In consequence of his extravagance in living, Spiller had in early days to take refuge in the Southwark sanctuary, the Mint. After the abolition of this, he was from time to time confined in the Marshalsea. He was in high estimation with a certain world of fashion, and a public house near Clare Market, held by an ex-deputy-keeper of the Marshalsea, which he frequented, obtained much vogue. Its original title, the ‘Bull and Butcher,’ was changed about three months before his death into the ‘Spiller's Head,’ a sign presenting the actor's portrait having been painted and given to the proprietor by a Mr. Legar.

On 31 January 1730, while performing in Lewis Theobald's ‘Rape of Proserpina,’ Spiller had an apoplectic seizure, and died on 7 February following. He was buried, at the expense of Rich, in the churchyard of St. Clement's. An epitaph on him, written by a butcher in Clare Market, is quoted in his biography of 1729. It concludes: He was an inoffensive, merry fellow, When sober hipp'd, blithe as a bird when mellow.

His wife's name stands opposite some important parts, including Lady Anne in ‘Richard III.’ Spiller separated from her, however, and formed other ties.
Spiller is credited with ‘performing all his parts excellently well in an unfashionable theatre, and to thin audiences.’ He had remarkable skill in transforming himself into whatever character he represented, and one night, as Stockwell in the ‘Artful Husband,’ is said to have completely deceived his special patron the Duke of Argyll, who, taking him for a new hand, recommended him to Rich as deserving encouragement. According to Louis Riccoboni, the historian of the stage, Spiller ‘acted the old man in a comedy taken from Crispin Medicine [sic] with such a nice degree of perfection as one could expect in no player who had not had forty years' experience. … I made no doubt of his being an old comedian, who, instructed by long practice and assisted by the weight of years, had performed the part so naturally; but how great was my surprise when I learnt that he was a young man about the age of twenty-six! … The wrinkles of his face, his sunk eyes, and his loose yellow cheeks, were incontestable proofs against what they said to me. I was credibly informed that the actor, to fit himself for the part of the old man, spent an hour in dressing himself, and disguised his face so nicely and painted so artificially a part of his eyebrows and eyelids that at the distance of six paces it was impossible not to be deceived’ (cf. Victor, Hist. of the Theatre, ii. 70).
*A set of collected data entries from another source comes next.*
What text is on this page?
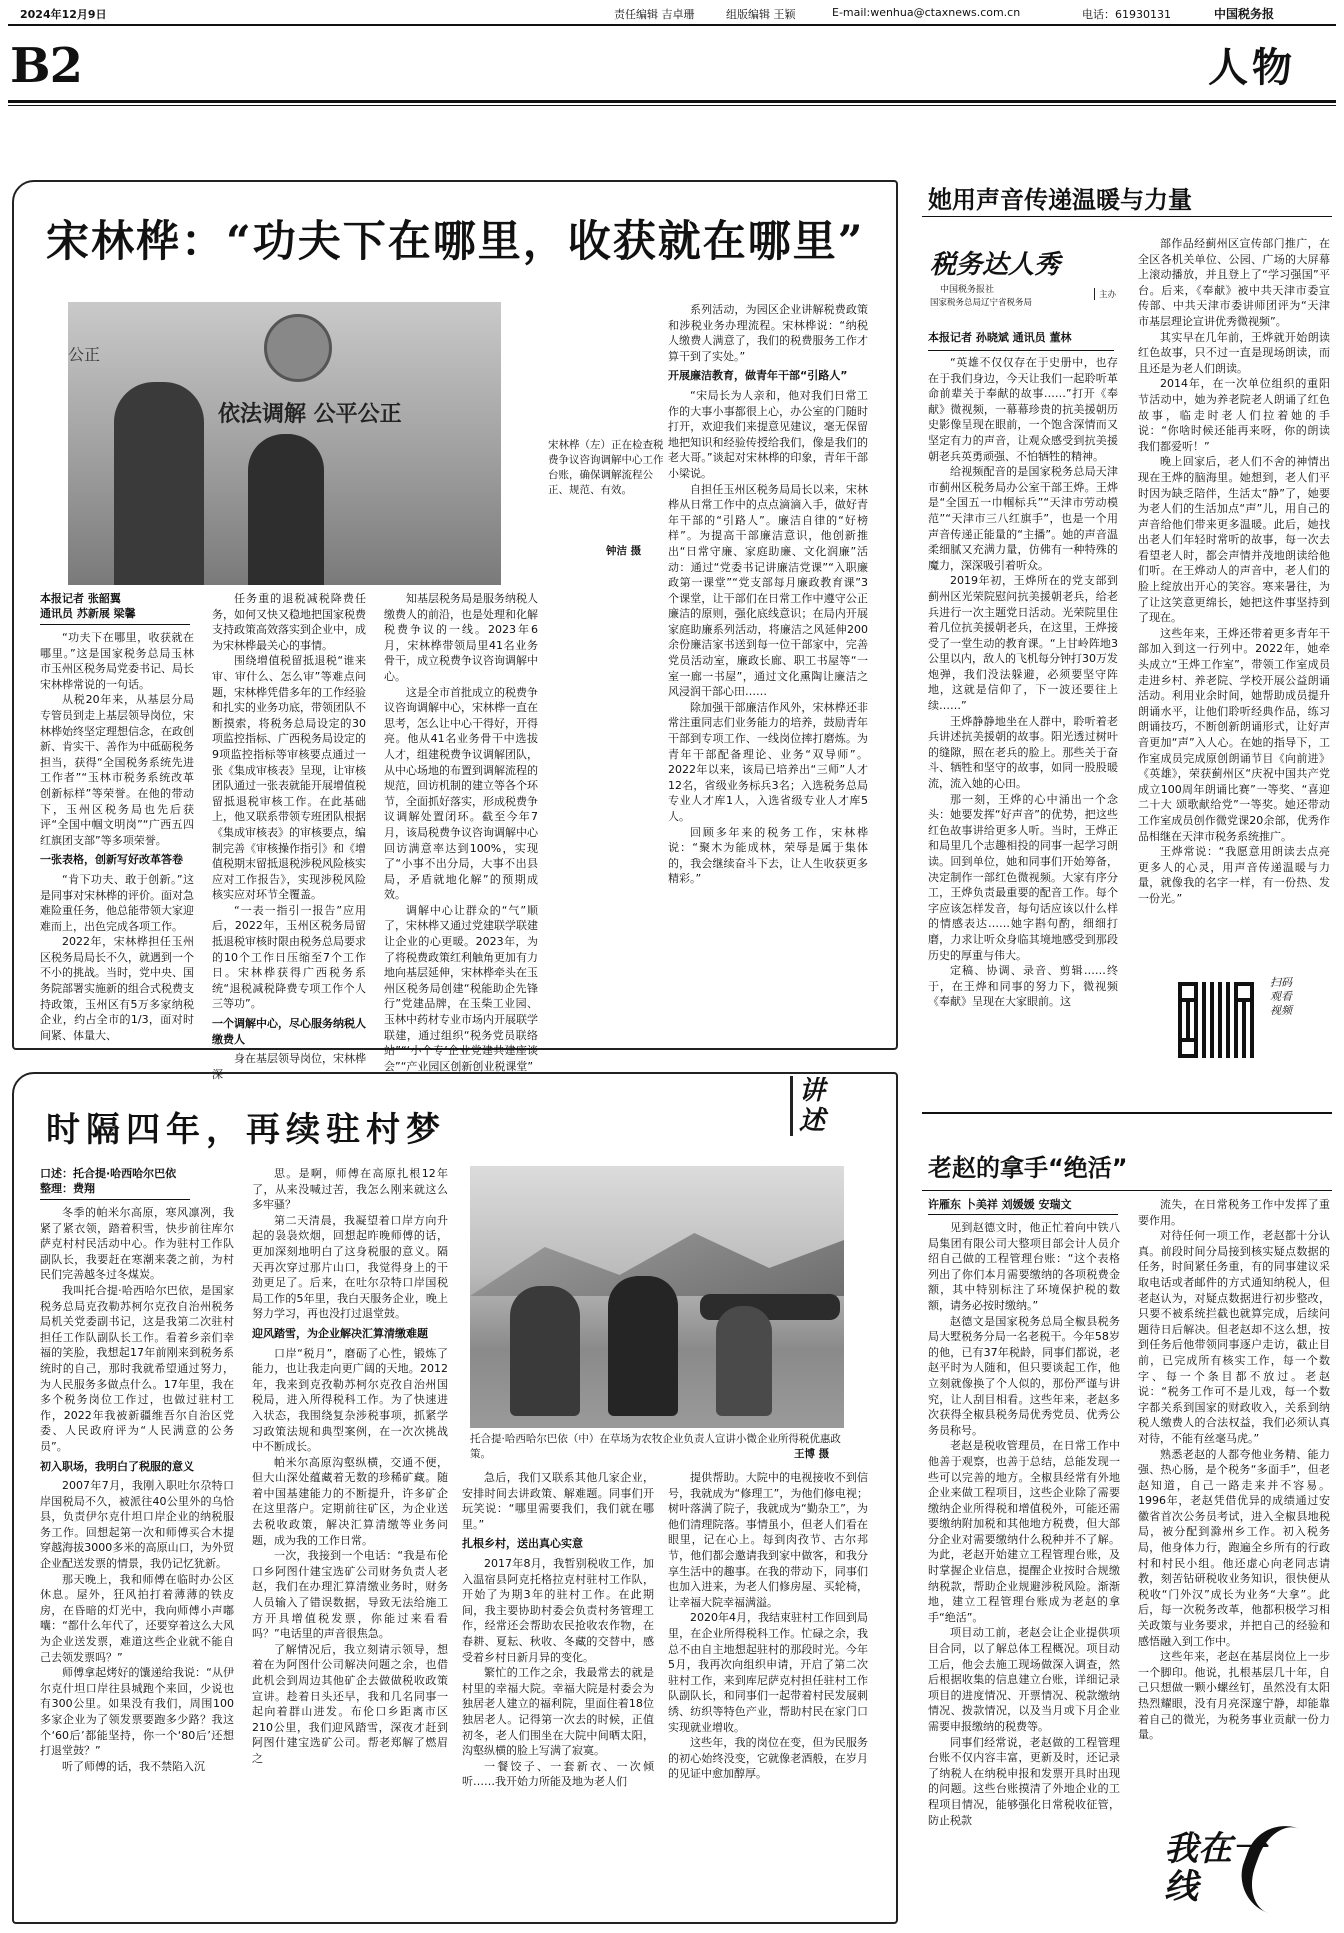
2024年12月9日	责任编辑 吉卓珊	组版编辑 王颖	E-mail:wenhua@ctaxnews.com.cn	电话：61930131	中国税务报
B2	人物
宋林桦：“功夫下在哪里，收获就在哪里”
依法调解 公平公正
公正
宋林桦（左）正在检查税费争议咨询调解中心工作台账，确保调解流程公正、规范、有效。
钟洁 摄
本报记者 张韶翼
通讯员 苏新展 梁馨

“功夫下在哪里，收获就在哪里。”这是国家税务总局玉林市玉州区税务局党委书记、局长宋林桦常说的一句话。

从税20年来，从基层分局专管员到走上基层领导岗位，宋林桦始终坚定理想信念，在政创新、肯实干、善作为中砥砺税务担当，获得“全国税务系统先进工作者”“玉林市税务系统改革创新标样”等荣誉。在他的带动下，玉州区税务局也先后获评“全国中帼文明岗”“广西五四红旗团支部”等多项荣誉。

一张表格，创新写好改革答卷

“肯下功夫、敢于创新。”这是同事对宋林桦的评价。面对急难险重任务，他总能带领大家迎难而上，出色完成各项工作。

2022年，宋林桦担任玉州区税务局局长不久，就遇到一个不小的挑战。当时，党中央、国务院部署实施新的组合式税费支持政策，玉州区有5万多家纳税企业，约占全市的1/3，面对时间紧、体量大、

任务重的退税减税降费任务，如何又快又稳地把国家税费支持政策高效落实到企业中，成为宋林桦最关心的事情。

围绕增值税留抵退税“谁来审、审什么、怎么审”等难点问题，宋林桦凭借多年的工作经验和扎实的业务功底，带领团队不断摸索，将税务总局设定的30项监控指标、广西税务局设定的9项监控指标等审核要点通过一张《集成审核表》呈现，让审核团队通过一张表就能开展增值税留抵退税审核工作。在此基础上，他又联系带领专班团队根据《集成审核表》的审核要点，编制完善《审核操作指引》和《增值税期末留抵退税涉税风险核实应对工作报告》，实现涉税风险核实应对环节全覆盖。

“一表一指引一报告”应用后，2022年，玉州区税务局留抵退税审核时限由税务总局要求的10个工作日压缩至7个工作日。宋林桦获得广西税务系统“退税减税降费专项工作个人三等功”。

一个调解中心，尽心服务纳税人缴费人

身在基层领导岗位，宋林桦深

知基层税务局是服务纳税人缴费人的前沿，也是处理和化解税费争议的一线。2023年6月，宋林桦带领局里41名业务骨干，成立税费争议咨询调解中心。

这是全市首批成立的税费争议咨询调解中心，宋林桦一直在思考，怎么让中心干得好，开得亮。他从41名业务骨干中选拔人才，组建税费争议调解团队，从中心场地的布置到调解流程的规范，回访机制的建立等各个环节，全面抓好落实，形成税费争议调解处置闭环。截至今年7月，该局税费争议咨询调解中心回访满意率达到100%，实现了“小事不出分局，大事不出县局，矛盾就地化解”的预期成效。

调解中心让群众的“气”顺了，宋林桦又通过党建联学联建让企业的心更暖。2023年，为了将税费政策红利触角更加有力地向基层延伸，宋林桦牵头在玉州区税务局创建“税能助企先锋行”党建品牌，在玉柴工业园、玉林中药材专业市场内开展联学联建，通过组织“税务党员联络站”“‘小个专’企业党建共建座谈会”“产业园区创新创业税课堂”

系列活动，为园区企业讲解税费政策和涉税业务办理流程。宋林桦说：“纳税人缴费人满意了，我们的税费服务工作才算干到了实处。”

开展廉洁教育，做青年干部“引路人”

“宋局长为人亲和，他对我们日常工作的大事小事都很上心，办公室的门随时打开，欢迎我们来提意见建议，毫无保留地把知识和经验传授给我们，像是我们的老大哥。”谈起对宋林桦的印象，青年干部小梁说。

自担任玉州区税务局局长以来，宋林桦从日常工作中的点点滴滴入手，做好青年干部的“引路人”。廉洁自律的“好榜样”。为提高干部廉洁意识，他创新推出“日常守廉、家庭助廉、文化润廉”活动：通过“党委书记讲廉洁党课”“入职廉政第一课堂”“党支部每月廉政教育课”3个课堂，让干部们在日常工作中遵守公正廉洁的原则，强化底线意识；在局内开展家庭助廉系列活动，将廉洁之风延伸200余份廉洁家书送到每一位干部家中，完善党员活动室，廉政长廊、职工书屋等“一室一廊一书屋”，通过文化熏陶让廉洁之风浸润干部心田……

除加强干部廉洁作风外，宋林桦还非常注重同志们业务能力的培养，鼓励青年干部到专项工作、一线岗位摔打磨炼。为青年干部配备理论、业务“双导师”。2022年以来，该局已培养出“三师”人才12名，省级业务标兵3名；入选税务总局专业人才库1人，入选省级专业人才库5人。

回顾多年来的税务工作，宋林桦说：“聚木为能成林，荣辱是属于集体的，我会继续奋斗下去，让人生收获更多精彩。”

时隔四年，再续驻村梦
讲述
口述：托合提·哈西哈尔巴依
整理：费翔
托合提·哈西哈尔巴依（中）在草场为农牧企业负责人宣讲小微企业所得税优惠政策。	王博 摄

冬季的帕米尔高原，寒风凛冽，我紧了紧衣领，踏着积雪，快步前往库尔萨克村村民活动中心。作为驻村工作队副队长，我要赶在寒潮来袭之前，为村民们完善越冬过冬煤炭。

我叫托合提·哈西哈尔巴依，是国家税务总局克孜勒苏柯尔克孜自治州税务局机关党委副书记，这是我第二次驻村担任工作队副队长工作。看着乡亲们幸福的笑脸，我想起17年前刚来到税务系统时的自己，那时我就希望通过努力，为人民服务多做点什么。17年里，我在多个税务岗位工作过，也做过驻村工作，2022年我被新疆维吾尔自治区党委、人民政府评为“人民满意的公务员”。

初入职场，我明白了税服的意义

2007年7月，我刚入职吐尔尕特口岸国税局不久，被派往40公里外的乌恰县，负责伊尔克什坦口岸企业的纳税服务工作。回想起第一次和师傅买合木提穿越海拔3000多米的高原山口，为外贸企业配送发票的情景，我仍记忆犹新。

那天晚上，我和师傅在临时办公区休息。屋外，狂风拍打着薄薄的铁皮房，在昏暗的灯光中，我向师傅小声嘟囔：“都什么年代了，还要穿着这么大风为企业送发票，难道这些企业就不能自己去领发票吗？”

师傅拿起烤好的馕递给我说：“从伊尔克什坦口岸往县城跑个来回，少说也有300公里。如果没有我们，周围100多家企业为了领发票要跑多少路？我这个‘60后’都能坚持，你一个‘80后’还想打退堂鼓？”

听了师傅的话，我不禁陷入沉

思。是啊，师傅在高原扎根12年了，从来没喊过苦，我怎么刚来就这么多牢骚？

第二天清晨，我凝望着口岸方向升起的袅袅炊烟，回想起昨晚师傅的话，更加深刻地明白了这身税服的意义。隔天再次穿过那片山口，我觉得身上的干劲更足了。后来，在吐尔尕特口岸国税局工作的5年里，我白天服务企业，晚上努力学习，再也没打过退堂鼓。

迎风踏雪，为企业解决汇算清缴难题

口岸“税月”，磨砺了心性，锻炼了能力，也让我走向更广阔的天地。2012年，我来到克孜勒苏柯尔克孜自治州国税局，进入所得税科工作。为了快速进入状态，我围绕复杂涉税事项，抓紧学习政策法规和典型案例，在一次次挑战中不断成长。

帕米尔高原沟壑纵横，交通不便，但大山深处蕴藏着无数的珍稀矿藏。随着中国基建能力的不断提升，许多矿企在这里落户。定期前往矿区，为企业送去税收政策，解决汇算清缴等业务问题，成为我的工作日常。

一次，我接到一个电话：“我是布伦口乡阿图什建宝选矿公司财务负责人老赵，我们在办理汇算清缴业务时，财务人员输入了错误数据，导致无法给施工方开具增值税发票，你能过来看看吗？”电话里的声音很焦急。

了解情况后，我立刻请示领导，想着在为阿图什公司解决问题之余，也借此机会到周边其他矿企去做做税收政策宣讲。趁着日头还早，我和几名同事一起向着群山进发。布伦口乡距离市区210公里，我们迎风踏雪，深夜才赶到阿图什建宝选矿公司。帮老郑解了燃眉之

急后，我们又联系其他几家企业，安排时间去讲政策、解难题。同事们开玩笑说：“哪里需要我们，我们就在哪里。”

扎根乡村，送出真心实意

2017年8月，我暂别税收工作，加入温宿县阿克托格拉克村驻村工作队，开始了为期3年的驻村工作。在此期间，我主要协助村委会负责村务管理工作，经常还会帮助农民抢收农作物，在春耕、夏耘、秋收、冬藏的交替中，感受着乡村日新月异的变化。

繁忙的工作之余，我最常去的就是村里的幸福大院。幸福大院是村委会为独居老人建立的福利院，里面住着18位独居老人。记得第一次去的时候，正值初冬，老人们围坐在大院中间晒太阳，沟壑纵横的脸上写满了寂寞。

一餐饺子、一套新衣、一次倾听……我开始力所能及地为老人们

提供帮助。大院中的电视接收不到信号，我就成为“修理工”，为他们修电视；树叶落满了院子，我就成为“勤杂工”，为他们清理院落。事情虽小，但老人们看在眼里，记在心上。每到肉孜节、古尔邦节，他们都会邀请我到家中做客，和我分享生活中的趣事。在我的带动下，同事们也加入进来，为老人们修房屋、买轮椅，让幸福大院幸福满溢。

2020年4月，我结束驻村工作回到局里，在企业所得税科工作。忙碌之余，我总不由自主地想起驻村的那段时光。今年5月，我再次向组织申请，开启了第二次驻村工作，来到库尼萨克村担任驻村工作队副队长，和同事们一起带着村民发展刺绣、纺织等特色产业，帮助村民在家门口实现就业增收。

这些年，我的岗位在变，但为民服务的初心始终没变，它就像老酒般，在岁月的见证中愈加醇厚。

她用声音传递温暖与力量
税务达人秀
中国税务报社
国家税务总局辽宁省税务局
主办
本报记者 孙晓斌 通讯员 董林

“英雄不仅仅存在于史册中，也存在于我们身边，今天让我们一起聆听革命前辈关于奉献的故事……”打开《奉献》微视频，一幕幕珍贵的抗美援朝历史影像呈现在眼前，一个饱含深情而又坚定有力的声音，让观众感受到抗美援朝老兵英勇顽强、不怕牺牲的精神。

给视频配音的是国家税务总局天津市蓟州区税务局办公室干部王烨。王烨是“全国五一巾帼标兵”“天津市劳动模范”“天津市三八红旗手”，也是一个用声音传递正能量的“主播”。她的声音温柔细腻又充满力量，仿佛有一种特殊的魔力，深深吸引着听众。

2019年初，王烨所在的党支部到蓟州区光荣院慰问抗美援朝老兵，给老兵进行一次主题党日活动。光荣院里住着几位抗美援朝老兵，在这里，王烨接受了一堂生动的教育课。“上甘岭阵地3公里以内，敌人的飞机每分钟打30万发炮弹，我们没法躲避，必须要坚守阵地，这就是信仰了，下一波还要往上续……”

王烨静静地坐在人群中，聆听着老兵讲述抗美援朝的故事。阳光透过树叶的缝隙，照在老兵的脸上。那些关于奋斗、牺牲和坚守的故事，如同一股股暖流，流入她的心田。

那一刻，王烨的心中涌出一个念头：她要发挥“好声音”的优势，把这些红色故事讲给更多人听。当时，王烨正和局里几个志趣相投的同事一起学习朗读。回到单位，她和同事们开始筹备，决定制作一部红色微视频。大家有序分工，王烨负责最重要的配音工作。每个字应该怎样发音，每句话应该以什么样的情感表达……她字斟句酌，细细打磨，力求让听众身临其境地感受到那段历史的厚重与伟大。

定稿、协调、录音、剪辑……终于，在王烨和同事的努力下，微视频《奉献》呈现在大家眼前。这

部作品经蓟州区宣传部门推广，在全区各机关单位、公园、广场的大屏幕上滚动播放，并且登上了“学习强国”平台。后来，《奉献》被中共天津市委宣传部、中共天津市委讲师团评为“天津市基层理论宣讲优秀微视频”。

其实早在几年前，王烨就开始朗读红色故事，只不过一直是现场朗读，而且还是为老人们朗读。

2014年，在一次单位组织的重阳节活动中，她为养老院老人朗诵了红色故事，临走时老人们拉着她的手说：“你啥时候还能再来呀，你的朗读我们都爱听！”

晚上回家后，老人们不舍的神情出现在王烨的脑海里。她想到，老人们平时因为缺乏陪伴，生活太“静”了，她要为老人们的生活加点“声”儿，用自己的声音给他们带来更多温暖。此后，她找出老人们年轻时常听的故事，每一次去看望老人时，都会声情并茂地朗读给他们听。在王烨动人的声音中，老人们的脸上绽放出开心的笑容。寒来暑往，为了让这笑意更绵长，她把这件事坚持到了现在。

这些年来，王烨还带着更多青年干部加入到这一行列中。2022年，她牵头成立“王烨工作室”，带领工作室成员走进乡村、养老院、学校开展公益朗诵活动。利用业余时间，她帮助成员提升朗诵水平，让他们聆听经典作品，练习朗诵技巧，不断创新朗诵形式，让好声音更加“声”入人心。在她的指导下，工作室成员完成原创朗诵节目《向前进》《英雄》，荣获蓟州区“庆祝中国共产党成立100周年朗诵比赛”一等奖、“喜迎二十大 颂歌献给党”一等奖。她还带动工作室成员创作微党课20余部，优秀作品相继在天津市税务系统推广。

王烨常说：“我愿意用朗读去点亮更多人的心灵，用声音传递温暖与力量，就像我的名字一样，有一份热、发一份光。”

扫码观看视频
老赵的拿手“绝活”
许雁东 卜美祥 刘媛媛 安瑞文

见到赵德文时，他正忙着向中铁八局集团有限公司大整项目部会计人员介绍自己做的工程管理台账：“这个表格列出了你们本月需要缴纳的各项税费金额，其中特别标注了环境保护税的数额，请务必按时缴纳。”

赵德文是国家税务总局全椒县税务局大墅税务分局一名老税干。今年58岁的他，已有37年税龄，同事们都说，老赵平时为人随和，但只要谈起工作，他立刻就像换了个人似的，那份严谨与讲究，让人刮目相看。这些年来，老赵多次获得全椒县税务局优秀党员、优秀公务员称号。

老赵是税收管理员，在日常工作中他善于观察，也善于总结，总能发现一些可以完善的地方。全椒县经常有外地企业来做工程项目，这些企业除了需要缴纳企业所得税和增值税外，可能还需要缴纳附加税和其他地方税费，但大部分企业对需要缴纳什么税种并不了解。为此，老赵开始建立工程管理台账，及时掌握企业信息，提醒企业按时合规缴纳税款，帮助企业规避涉税风险。渐渐地，建立工程管理台账成为老赵的拿手“绝活”。

项目动工前，老赵会让企业提供项目合同，以了解总体工程概况。项目动工后，他会去施工现场做深入调查，然后根据收集的信息建立台账，详细记录项目的进度情况、开票情况、税款缴纳情况、拨款情况，以及当月或下月企业需要申报缴纳的税费等。

同事们经常说，老赵做的工程管理台账不仅内容丰富，更新及时，还记录了纳税人在纳税申报和发票开具时出现的问题。这些台账摸清了外地企业的工程项目情况，能够强化日常税收征管，防止税款

流失，在日常税务工作中发挥了重要作用。

对待任何一项工作，老赵都十分认真。前段时间分局接到核实疑点数据的任务，时间紧任务重，有的同事建议采取电话或者邮件的方式通知纳税人，但老赵认为，对疑点数据进行初步整改，只要不被系统拦截也就算完成，后续问题待日后解决。但老赵却不这么想，按到任务后他带领同事逐户走访，截止目前，已完成所有核实工作，每一个数字、每一个条目都不放过。老赵说：“税务工作可不是儿戏，每一个数字都关系到国家的财政收入，关系到纳税人缴费人的合法权益，我们必须认真对待，不能有丝毫马虎。”

熟悉老赵的人都夸他业务精、能力强、热心肠，是个税务“多面手”，但老赵知道，自己一路走来并不容易。1996年，老赵凭借优异的成绩通过安徽省首次公务员考试，进入全椒县地税局，被分配到滁州乡工作。初入税务局，他身体力行，跑遍全乡所有的行政村和村民小组。他还虚心向老同志请教，刻苦钻研税收业务知识，很快便从税收“门外汉”成长为业务“大拿”。此后，每一次税务改革，他都积极学习相关政策与业务要求，并把自己的经验和感悟融入到工作中。

这些年来，老赵在基层岗位上一步一个脚印。他说，扎根基层几十年，自己只想做一颗小螺丝钉，虽然没有太阳热烈耀眼，没有月亮深邃宁静，却能靠着自己的微光，为税务事业贡献一份力量。

我在一线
Steele, in the ‘Anti-Theatre’ on 29 March 1720 (No. 13), published a letter signed ‘James Spiller,’ and addressed to the worshipful Sir John Falstaff, knight, in which Spiller advertises his benefit, which took place on the 31st. He talks humorously about his creditors, who pay their compliments every morning and ask when they shall be paid. He continues: ‘Wicked good company have [sic] brought me into this imitation of grandeur. I loved my friend and my jest too well to get rich; in short, Sir John, wit is my blind side.’ On this letter Nichols, the editor, noted that Spiller was ‘a comedian of great excellence, who may be considered as the Shuter of his day … a man of dissipated and irregular life; always in difficulties, and by these means lost the advantages of considerable talents.’ Nichols also says that he had but one eye, the loss being probably due to smallpox, of which he had a bad attack. Such of Spiller's jokes as are preserved are not very brilliant. They were collected in ‘Spiller's Jests, or the Life and Pleasant Adventures of the late celebrated Comedian, Mr. James Spiller,’ &c., London, n. d. [1729], 8vo (the chief recommendation of the volume is its scarcity).